In this space, we spend a great deal of time talking about the methods some health economists use to measure health outcomes and the value of new treatments. For example, we’ve gone to some lengths to explain why analyses and valuations based on the quality adjusted life year (QALY) scale are not credible. We have also explained how QALY-based models are discriminatory, unethical, and fail to incorporate the needs and perspectives of real-life patients.
Despite its inherent flaws, many mainstream health economists have been using the QALY the value of new therapies for over three decades. And, in recent years, as U.S. public- and private-sector health insurers have looked far and wide for ways to bring down costs, they have started using those assessments – particularly those coming out of the Institute for Clinical and Economic Review (ICER) – to make pricing and coverage decisions for patients.
This is a problem. Fortunately, there are solutions.
A few weeks back, we highlighted the needs-based quality of life (N-QOL) scale, a new instrument developed to replace the QALY with a true quality-of-life measure. Unlike the QALY, the N-QOL follows the standards for normal scientific measurement. It is also a more accurate and useful approach to measuring how well a new drug or treatment meets the needs of patients.
The N-QOL is designed to fit the accepted framework for measuring the fulfillment of needs. The framework is based on two fundamental factors: difficulty and ability. In measuring health outcomes, a “difficulty” measure shows how hard it is to meet a particular patient need. At the same time, “ability” measures capture how likely it is that a patient will be able to meet that need.

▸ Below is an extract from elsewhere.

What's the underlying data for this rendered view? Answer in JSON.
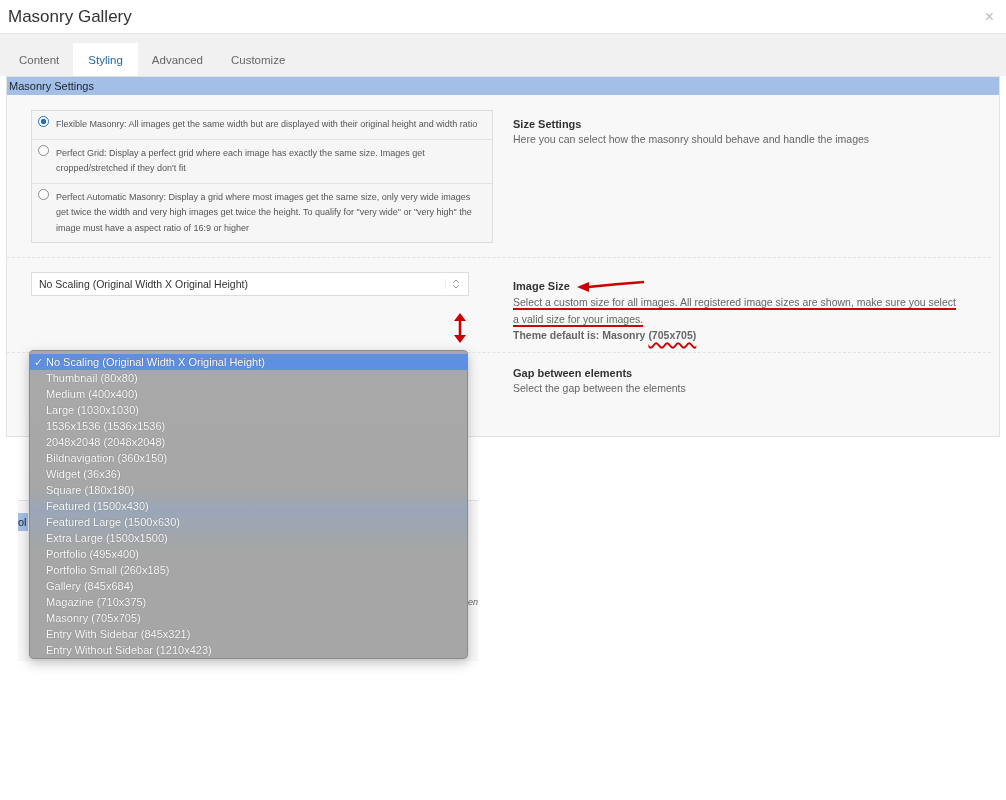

Under this approach, when a patient’s ability to meet a particular need increases, there is a greater probability of a successful response to a new drug or therapy. That probability goes down as the inherent difficulty of meeting the need increases.
In other words, a treatment that either increases patient’s ability OR reduces the level of difficulty is more likely fulfill a patient’s needs and be judged a success.
In contrast, QALY-based valuations rely on instruments that virtually ignore these factors. For example, one of the more widely used quality-of-life instruments is the EQ-5D-3L, which generates simple profiles in the health status among patients. It has five symptoms with one question for each: mobility, self-care, usual activity, pain/discomfort, and anxiety/depression. Each attribute has three response levels: no problems, some problems, major problems.
As we have discussed many times, one major problem with this method is that it produces ordinal scores. That means they can tell us whether a patient improved in one of the five measured areas, but it cannot tell us by how much. For example, after undergoing a specified treatment, a patient could report mobility improvements of one percent or 100 percent – the score on the EQ-5D-3L would be the same.
But let’s set those glaring mathematic and scientific problems aside for a moment.
Another problem is that the factors measured by the EQ-5D-3L are entirely clinical. The scale measures nominal improvements from the perspective of healthcare providers, but any non-clinical factors that can affect patients’ quality of life do not factor into scores.
Given that QALY proponents claim it is a tool for measuring quality of life, the fact that it essentially ignores patients’ perspectives is a problem.
The N-QOL uses a different approach. Rather than a universal measure of clinical factors, it relies on disease-specific questionnaires that reflect the needs of patients and caregivers and determines whether and by how much a new treatment helps in the fulfillment of those needs.
After all, that is how patients are most likely to measure their own quality of life. That is also how patients will ultimately judge how valuable a new drug or therapy is for them. Any quality-of-life instrument that focuses on something else is going to produce comparably less meaningful results.